In 2011 Warner Brothers has finally released a series of Lon Chaney films on DVD. Of these, the 1925 Unholy Three, directed by Tod Browning, is of considerable interest. The Tod Browning/Lon Chaney collaborations, The Unknown (1927) and the photo still reconstruction of the legendary, lost London After Midnight (1927) were released  a few years ago on a box set highlighting the actor. Before that, Kino previously released the first two films Browning made with Chaney, The Wicked Darling (1919) and Outside the Law (1920). Their The Big City (1928)  also seems to be forever lost, which leaves four neglected films; Where East is East (1929), West of Zanzibar (1928), The Road to Mandalay (1926 in truncated and badly deteriorated form), and The BlackBird (1926).  Hopefully, the release of The Unholy Three is a sign that the studio will release the remaining films of  the strangest collaboration between director and actor in cinema history.

Tod Browning The Unholy Three Poster

Among the new Lon Chaney DVD releases is the 1930 sound remake of The Unholy Three with Jack Conway directing Chaney and a mostly different cast.

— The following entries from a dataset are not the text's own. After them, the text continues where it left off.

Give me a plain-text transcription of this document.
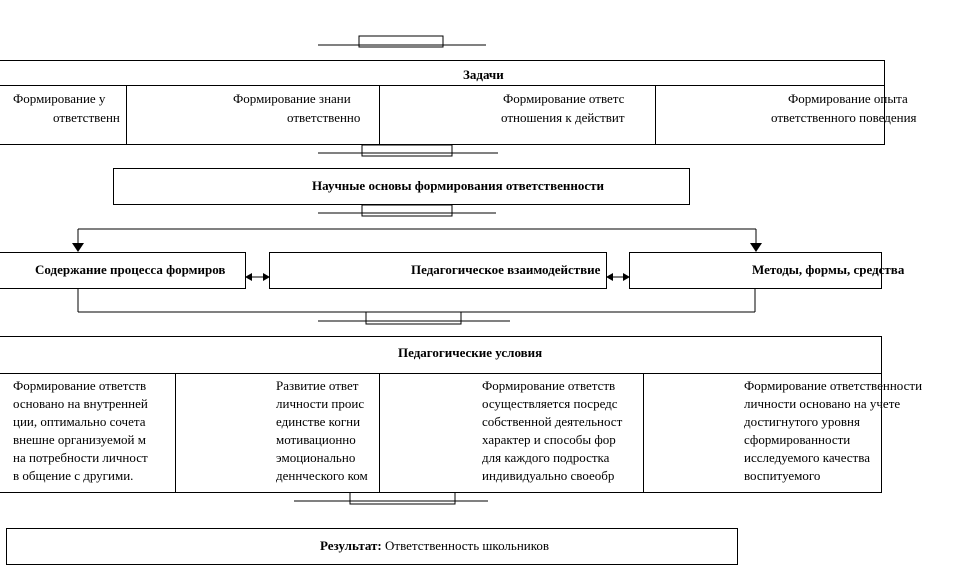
Задачи
Формирование у
ответственн
Формирование знани
ответственно
Формирование ответс
отношения к действит
Формирование опыта
ответственного поведения
Научные основы формирования ответственности
Содержание процесса формиров	Педагогическое взаимодействие	Методы, формы, средства
Педагогические условия
Формирование ответств
основано на внутренней
ции, оптимально сочета
внешне организуемой м
на потребности личност
в общение с другими.
Развитие ответ
личности проис
единстве когни
мотивационно
эмоционально
деннческого ком
Формирование ответств
осуществляется посредс
собственной деятельност
характер и способы фор
для каждого подростка
индивидуально своеобр
Формирование ответственности
личности основано на учете
достигнутого уровня
сформированности
исследуемого качества
воспитуемого
Результат: Ответственность школьников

The only interest with the latter film is the novelty of hearing Chaney’s voice.  As in the silent film, the actor took on various disguises, this time allowing 1930 audiences to potentially envision the famed “Man of a Thousand Faces” as, additionally,  the “Man of a Thousand Voices.”  It was not to be. Chaney died shortly after filming and the resulting one and only film to feature the actor’s voice does not bear that potential out.   Chaney, dying of throat cancer, is horse throughout the film. To make matters worse, actor Harry Earles was far more magnetic and compelling in the silent film art form.His thick, German accented voice in the sound remake is an epic distraction.